As stated in paragraph 54 of the report, the majority view on applicability, which is subject to further consideration and additional drafting, was summarized as follows. First, for future treaties, the majority view was that “a reference to the UNCITRAL Arbitration Rules would [presumptively] include a reference to the rules on transparency unless the States Parties agreed otherwise, which they would be able to do by choosing an earlier version of the UNCITRAL Arbitration Rules (i.e. the 2010 Rules).” Second, for existing investment treaties, the majority view was that “the rules on transparency would only apply where the parties had expressly consented thereto, with wording being used to make it clear that there could be no dynamic interpretation of existing investment treaties which would make the transparency rules applicable to them.” However, the report also notes that a number of delegations did not agree with the majority view on application under existing treaties, and the issue remains unresolved.

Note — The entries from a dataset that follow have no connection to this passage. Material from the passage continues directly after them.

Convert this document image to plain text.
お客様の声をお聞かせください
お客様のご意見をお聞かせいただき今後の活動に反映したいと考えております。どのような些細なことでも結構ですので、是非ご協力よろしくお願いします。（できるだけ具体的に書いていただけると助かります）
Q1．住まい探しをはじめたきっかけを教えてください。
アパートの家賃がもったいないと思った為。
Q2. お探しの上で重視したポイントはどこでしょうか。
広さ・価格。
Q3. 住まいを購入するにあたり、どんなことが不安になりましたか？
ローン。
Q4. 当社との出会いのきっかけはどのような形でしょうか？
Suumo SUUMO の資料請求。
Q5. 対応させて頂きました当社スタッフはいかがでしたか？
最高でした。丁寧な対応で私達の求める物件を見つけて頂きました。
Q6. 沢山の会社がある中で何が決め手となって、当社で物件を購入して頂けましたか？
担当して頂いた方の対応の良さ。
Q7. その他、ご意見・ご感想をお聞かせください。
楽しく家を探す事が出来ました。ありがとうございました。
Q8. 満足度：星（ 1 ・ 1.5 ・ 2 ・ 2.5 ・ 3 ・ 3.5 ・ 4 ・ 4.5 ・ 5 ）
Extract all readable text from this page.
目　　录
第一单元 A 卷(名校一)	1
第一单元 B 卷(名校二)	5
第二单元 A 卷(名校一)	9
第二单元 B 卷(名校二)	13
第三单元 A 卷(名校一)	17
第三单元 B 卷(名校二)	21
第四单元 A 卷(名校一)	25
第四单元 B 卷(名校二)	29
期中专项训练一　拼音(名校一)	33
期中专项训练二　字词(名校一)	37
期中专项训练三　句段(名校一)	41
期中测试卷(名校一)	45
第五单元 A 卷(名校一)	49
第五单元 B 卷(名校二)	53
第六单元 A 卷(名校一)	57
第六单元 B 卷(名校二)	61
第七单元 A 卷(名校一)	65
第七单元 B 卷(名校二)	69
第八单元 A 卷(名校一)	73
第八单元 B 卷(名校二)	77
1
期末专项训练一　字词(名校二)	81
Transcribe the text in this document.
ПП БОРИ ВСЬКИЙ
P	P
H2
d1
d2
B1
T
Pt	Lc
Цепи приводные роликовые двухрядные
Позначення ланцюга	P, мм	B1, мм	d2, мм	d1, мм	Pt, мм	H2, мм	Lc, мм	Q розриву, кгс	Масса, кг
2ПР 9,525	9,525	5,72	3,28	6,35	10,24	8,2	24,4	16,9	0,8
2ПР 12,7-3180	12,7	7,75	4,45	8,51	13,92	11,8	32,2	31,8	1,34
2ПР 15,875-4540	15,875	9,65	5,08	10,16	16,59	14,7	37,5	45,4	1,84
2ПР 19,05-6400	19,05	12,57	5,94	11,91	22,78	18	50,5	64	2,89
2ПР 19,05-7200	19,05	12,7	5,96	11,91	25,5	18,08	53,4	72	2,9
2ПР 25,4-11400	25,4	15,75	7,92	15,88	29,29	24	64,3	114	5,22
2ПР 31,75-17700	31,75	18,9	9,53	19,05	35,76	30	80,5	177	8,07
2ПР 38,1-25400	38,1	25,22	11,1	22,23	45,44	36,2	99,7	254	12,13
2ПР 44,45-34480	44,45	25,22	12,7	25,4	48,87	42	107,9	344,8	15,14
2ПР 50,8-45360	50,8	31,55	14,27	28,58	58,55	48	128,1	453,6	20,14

Notably, the Working Group faced a similar issue of applicability during its work culminating in the revised 2010 Arbitration Rules, which could serve as a solution now. In that instance, as reflected in Article 1(2) of those Rules, the Working Group agreed that an arbitration agreement concluded after the effective date of the 2010 Arbitration Rules “shall be presumed to have referred to the Rules in effect on the date of commencement of the arbitration, unless the parties have agreed to apply a particular version of the Rules.” With respect to an arbitration agreement concluded by accepting an offer to arbitrate made before the effective date (e.g., in an investment treaty that entered into force before the effective date of the 2010 Arbitration Rules), the Working Group agreed “[t]hat presumption does not apply,” with no additional limitation on application of the 2010 Rules. Following a similar approach now would allow the Working Group to move forward in a manner consistent with the Commission’s mandate by allowing for application of the new transparency rules under certain existing investment treaties where such application is in accordance with the intent of the Parties.
UNCITRAL’s work on transparency represents an important opportunity to support greater transparency in treaty-based investor-State arbitration through the United Nations’ principal organ for promoting the use of international arbitration to resolve disputes. As mentioned above, the Working Group is discussing a number of potential solutions for promoting use of the rules on transparency. Nevertheless, even with those solutions, the inclusion of language in draft Article 1 that seeks to limit application of the rules on transparency under existing treaties – a matter best left to States Parties to each treaty – would seem to run contrary to the Working Group’s mandate to not just promote transparency but to ensure it.
The author, Neale H. Bergman, is an Attorney-Adviser in the United States Department of State, Office of the Legal Adviser, Office of International Claims and Investment Disputes (L/CID). The views in this article are expressed by the author solely in his personal capacity and do not necessarily represent those of the U.S. Government.